1 Tessalonicenzen 4 VB
1. Tenslotte, broeders en zusters, willen we jullie in de Heer op het hart drukken ervoor te zorgen dat jullie levenswandel steeds meer overeenkomt met wat jullie van ons hebben geleerd en zo God vreugde geven.
2. Want jullie weten welke instructies we jullie door de Heer Jezus gegeven hebben.
3. Want dit is Gods wil: jullie heiliging. Daarom moeten jullie je onthouden van ontucht.
4. Iedereen moet zijn lichaam in zuiverheid en eerbaarheid weten te bewaren.
5. Laat je niet door je hartstochten meeslepen, zoals de volken die God niet kennen.
6. Schaad of bedrieg je broeders en zusters in dit opzicht niet, want we hebben jullie al eerder duidelijk gewaarschuwd dat de Heer dergelijk gedrag straft.
7. God heeft ons immers niet geroepen tot onreinheid, maar tot heiliging.
8. Wie dit afwijst, wijst niet een mens af, maar God Zelf, die ons immers ook zijn Heilige Geest heeft gegeven.

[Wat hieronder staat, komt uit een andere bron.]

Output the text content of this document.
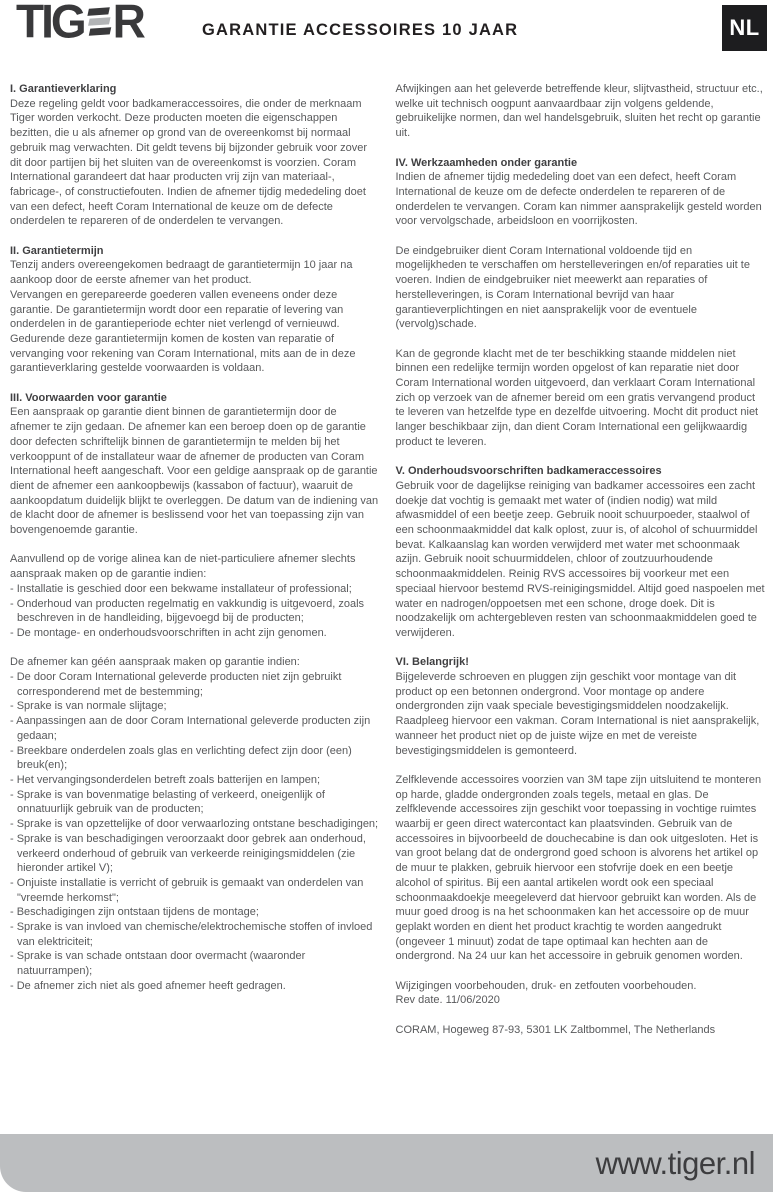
TIG R	GARANTIE ACCESSOIRES 10 JAAR	NL
I. Garantieverklaring
Deze regeling geldt voor badkameraccessoires, die onder de merknaam Tiger worden verkocht. Deze producten moeten die eigenschappen bezitten, die u als afnemer op grond van de overeenkomst bij normaal gebruik mag verwachten. Dit geldt tevens bij bijzonder gebruik voor zover dit door partijen bij het sluiten van de overeenkomst is voorzien. Coram International garandeert dat haar producten vrij zijn van materiaal-, fabricage-, of constructiefouten. Indien de afnemer tijdig mededeling doet van een defect, heeft Coram International de keuze om de defecte onderdelen te repareren of de onderdelen te vervangen.
II. Garantietermijn
Tenzij anders overeengekomen bedraagt de garantietermijn 10 jaar na aankoop door de eerste afnemer van het product.
Vervangen en gerepareerde goederen vallen eveneens onder deze garantie. De garantietermijn wordt door een reparatie of levering van onderdelen in de garantieperiode echter niet verlengd of vernieuwd.
Gedurende deze garantietermijn komen de kosten van reparatie of vervanging voor rekening van Coram International, mits aan de in deze garantieverklaring gestelde voorwaarden is voldaan.
III. Voorwaarden voor garantie
Een aanspraak op garantie dient binnen de garantietermijn door de afnemer te zijn gedaan. De afnemer kan een beroep doen op de garantie door defecten schriftelijk binnen de garantietermijn te melden bij het verkooppunt of de installateur waar de afnemer de producten van Coram International heeft aangeschaft. Voor een geldige aanspraak op de garantie dient de afnemer een aankoopbewijs (kassabon of factuur), waaruit de aankoopdatum duidelijk blijkt te overleggen. De datum van de indiening van de klacht door de afnemer is beslissend voor het van toepassing zijn van bovengenoemde garantie.
Aanvullend op de vorige alinea kan de niet-particuliere afnemer slechts aanspraak maken op de garantie indien:
- Installatie is geschied door een bekwame installateur of professional;
- Onderhoud van producten regelmatig en vakkundig is uitgevoerd, zoals beschreven in de handleiding, bijgevoegd bij de producten;
- De montage- en onderhoudsvoorschriften in acht zijn genomen.
De afnemer kan géén aanspraak maken op garantie indien:
- De door Coram International geleverde producten niet zijn gebruikt corresponderend met de bestemming;
- Sprake is van normale slijtage;
- Aanpassingen aan de door Coram International geleverde producten zijn gedaan;
- Breekbare onderdelen zoals glas en verlichting defect zijn door (een) breuk(en);
- Het vervangingsonderdelen betreft zoals batterijen en lampen;
- Sprake is van bovenmatige belasting of verkeerd, oneigenlijk of onnatuurlijk gebruik van de producten;
- Sprake is van opzettelijke of door verwaarlozing ontstane beschadigingen;
- Sprake is van beschadigingen veroorzaakt door gebrek aan onderhoud, verkeerd onderhoud of gebruik van verkeerde reinigingsmiddelen (zie hieronder artikel V);
- Onjuiste installatie is verricht of gebruik is gemaakt van onderdelen van "vreemde herkomst";
- Beschadigingen zijn ontstaan tijdens de montage;
- Sprake is van invloed van chemische/elektrochemische stoffen of invloed van elektriciteit;
- Sprake is van schade ontstaan door overmacht (waaronder natuurrampen);
- De afnemer zich niet als goed afnemer heeft gedragen.
Afwijkingen aan het geleverde betreffende kleur, slijtvastheid, structuur etc., welke uit technisch oogpunt aanvaardbaar zijn volgens geldende, gebruikelijke normen, dan wel handelsgebruik, sluiten het recht op garantie uit.
IV. Werkzaamheden onder garantie
Indien de afnemer tijdig mededeling doet van een defect, heeft Coram International de keuze om de defecte onderdelen te repareren of de onderdelen te vervangen. Coram kan nimmer aansprakelijk gesteld worden voor vervolgschade, arbeidsloon en voorrijkosten.
De eindgebruiker dient Coram International voldoende tijd en mogelijkheden te verschaffen om herstelleveringen en/of reparaties uit te voeren. Indien de eindgebruiker niet meewerkt aan reparaties of herstelleveringen, is Coram International bevrijd van haar garantieverplichtingen en niet aansprakelijk voor de eventuele (vervolg)schade.
Kan de gegronde klacht met de ter beschikking staande middelen niet binnen een redelijke termijn worden opgelost of kan reparatie niet door Coram International worden uitgevoerd, dan verklaart Coram International zich op verzoek van de afnemer bereid om een gratis vervangend product te leveren van hetzelfde type en dezelfde uitvoering. Mocht dit product niet langer beschikbaar zijn, dan dient Coram International een gelijkwaardig product te leveren.
V. Onderhoudsvoorschriften badkameraccessoires
Gebruik voor de dagelijkse reiniging van badkamer accessoires een zacht doekje dat vochtig is gemaakt met water of (indien nodig) wat mild afwasmiddel of een beetje zeep. Gebruik nooit schuurpoeder, staalwol of een schoonmaakmiddel dat kalk oplost, zuur is, of alcohol of schuurmiddel bevat. Kalkaanslag kan worden verwijderd met water met schoonmaak azijn. Gebruik nooit schuurmiddelen, chloor of zoutzuurhoudende schoonmaakmiddelen. Reinig RVS accessoires bij voorkeur met een speciaal hiervoor bestemd RVS-reinigingsmiddel. Altijd goed naspoelen met water en nadrogen/oppoetsen met een schone, droge doek. Dit is noodzakelijk om achtergebleven resten van schoonmaakmiddelen goed te verwijderen.
VI. Belangrijk!
Bijgeleverde schroeven en pluggen zijn geschikt voor montage van dit product op een betonnen ondergrond. Voor montage op andere ondergronden zijn vaak speciale bevestigingsmiddelen noodzakelijk. Raadpleeg hiervoor een vakman. Coram International is niet aansprakelijk, wanneer het product niet op de juiste wijze en met de vereiste bevestigingsmiddelen is gemonteerd.
Zelfklevende accessoires voorzien van 3M tape zijn uitsluitend te monteren op harde, gladde ondergronden zoals tegels, metaal en glas. De zelfklevende accessoires zijn geschikt voor toepassing in vochtige ruimtes waarbij er geen direct watercontact kan plaatsvinden. Gebruik van de accessoires in bijvoorbeeld de douchecabine is dan ook uitgesloten. Het is van groot belang dat de ondergrond goed schoon is alvorens het artikel op de muur te plakken, gebruik hiervoor een stofvrije doek en een beetje alcohol of spiritus. Bij een aantal artikelen wordt ook een speciaal schoonmaakdoekje meegeleverd dat hiervoor gebruikt kan worden. Als de muur goed droog is na het schoonmaken kan het accessoire op de muur geplakt worden en dient het product krachtig te worden aangedrukt (ongeveer 1 minuut) zodat de tape optimaal kan hechten aan de ondergrond. Na 24 uur kan het accessoire in gebruik genomen worden.
Wijzigingen voorbehouden, druk- en zetfouten voorbehouden.
Rev date. 11/06/2020
CORAM, Hogeweg 87-93, 5301 LK Zaltbommel, The Netherlands
www.tiger.nl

9. Over de onderlinge liefde als gelovigen hoef ik jullie niets te schrijven, want jullie hebben zelf al van God geleerd elkaar lief te hebben.
10. Jullie hebben immers ook veel liefde voor de broeders en zusters in heel Macedonië. Maar we moedigen jullie aan, broeders en zusters, om daarin nog verder te groeien.
11. Zorg ook dat jullie rustig blijven en in je eigen behoeften voorzien door met eigen handen te werken, zoals we jullie al eerder gezegd hebben.
De opstanding van de doden12. Dan zal jullie leefwijze een goede indruk maken op de buitenstaanders en zullen jullie van niemand iets nodig hebben.
13. Broeders en zusters, ik wil dat jullie niet onwetend zijn wat betreft degenen die gestorven zijn, zodat jullie niet bedroefd zullen zijn, zoals de andere mensen, die geen hoop hebben.
14. Want als wij geloven dat Jezus is gestorven en weer is opgestaan, dan geloven wij ook dat God ook degenen die in Jezus gestorven zijn, met Jezus zal verenigen.
15. Door een woord van de Heer kunnen we jullie dit zeggen: wij die nog in leven zijn bij de komst van de Heer, zullen degenen die al gestorven zijn niet voorgaan.
16. Want wanneer luid bevel wordt gegeven, de stem van de aartsengel klinkt en de bazuin van God geblazen wordt, zal de Heer Zelf neerdalen van de hemel en dan zullen degenen die in Christus gestorven zijn, het eerst opstaan.
17. Daarna zullen wij die nog in leven zijn in een oogwenk samen met hen worden weggevoerd in de wolken, de Heer tegemoet in de lucht, en dan zullen we voor altijd bij de Heer zijn.
18. Troost elkaar dus met deze woorden.